Georges Vigarello : « Une nouveauté, en revanche, importante, est que les victimes de l’inceste ou de la pédophilie parlent publiquement, transformant leurs témoignages en objets de livres ou de débats, longues confessions inaugurées en France par le texte d’Eva Thomas en 1986 » (Dans son livre Histoire du viol du XVIe au XXe siècle, paru en 1998 aux éditions du Seuil, p 272).
(« confessions » : souligné par moi).

0) Premier personnage : la voix off.

1) Camper le décor : c’est assez sombre, c’est petit.
Il y a une sorte de siège en bois dedans, et puis une cloison toute en sculpture sur bois, ajourées.

La cloison sépare lui de elle.

Elle, protestant auprès de l’auteure de ces lignes : « ah, non, pas là ! C’est hors de question ! Je ne parlerai pas dans ce lieu ! »
Comment ça ? Un refus de jeu ?
Han, pas bien …

2) Catch impro, n°1 :

Voix off : « mais c’est juste du bruit, cessez de troubler le jury ».
Ah, pardon, il a pas compris.
Ici, c’est moi qui décide de la déco : voilàààà, un merveilleux bouton sur la machine, avec marqué « volume » dessus.
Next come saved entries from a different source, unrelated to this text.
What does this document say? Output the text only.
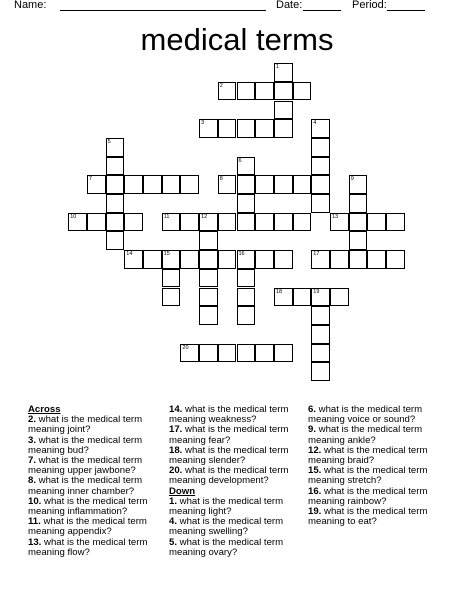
Name:	Date:	Period:
medical terms
1
2
3	4
5
6
7	8	9
10	11	12	13
14	15	16	17
18	19
20
Across
2. what is the medical term meaning joint?
3. what is the medical term meaning bud?
7. what is the medical term meaning upper jawbone?
8. what is the medical term meaning inner chamber?
10. what is the medical term meaning inflammation?
11. what is the medical term meaning appendix?
13. what is the medical term meaning flow?
14. what is the medical term meaning weakness?
17. what is the medical term meaning fear?
18. what is the medical term meaning slender?
20. what is the medical term meaning development?
Down
1. what is the medical term meaning light?
4. what is the medical term meaning swelling?
5. what is the medical term meaning ovary?
6. what is the medical term meaning voice or sound?
9. what is the medical term meaning ankle?
12. what is the medical term meaning braid?
15. what is the medical term meaning stretch?
16. what is the medical term meaning rainbow?
19. what is the medical term meaning to eat?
Je tourne le bouton jusqu’à ce qu’il s’affiche « zéro ».
Et la voix off est off.
Catch impro : un – zéro.

Donc maintenant que le mic’ est libre, revenons au lieu précédent : nous avions dit, c’est assez sombre, c’est petit.

La cloison sépare lui de elle.

« Mon père ?
– Oui ma fille ». Ah, ce bon vieux confessionnal.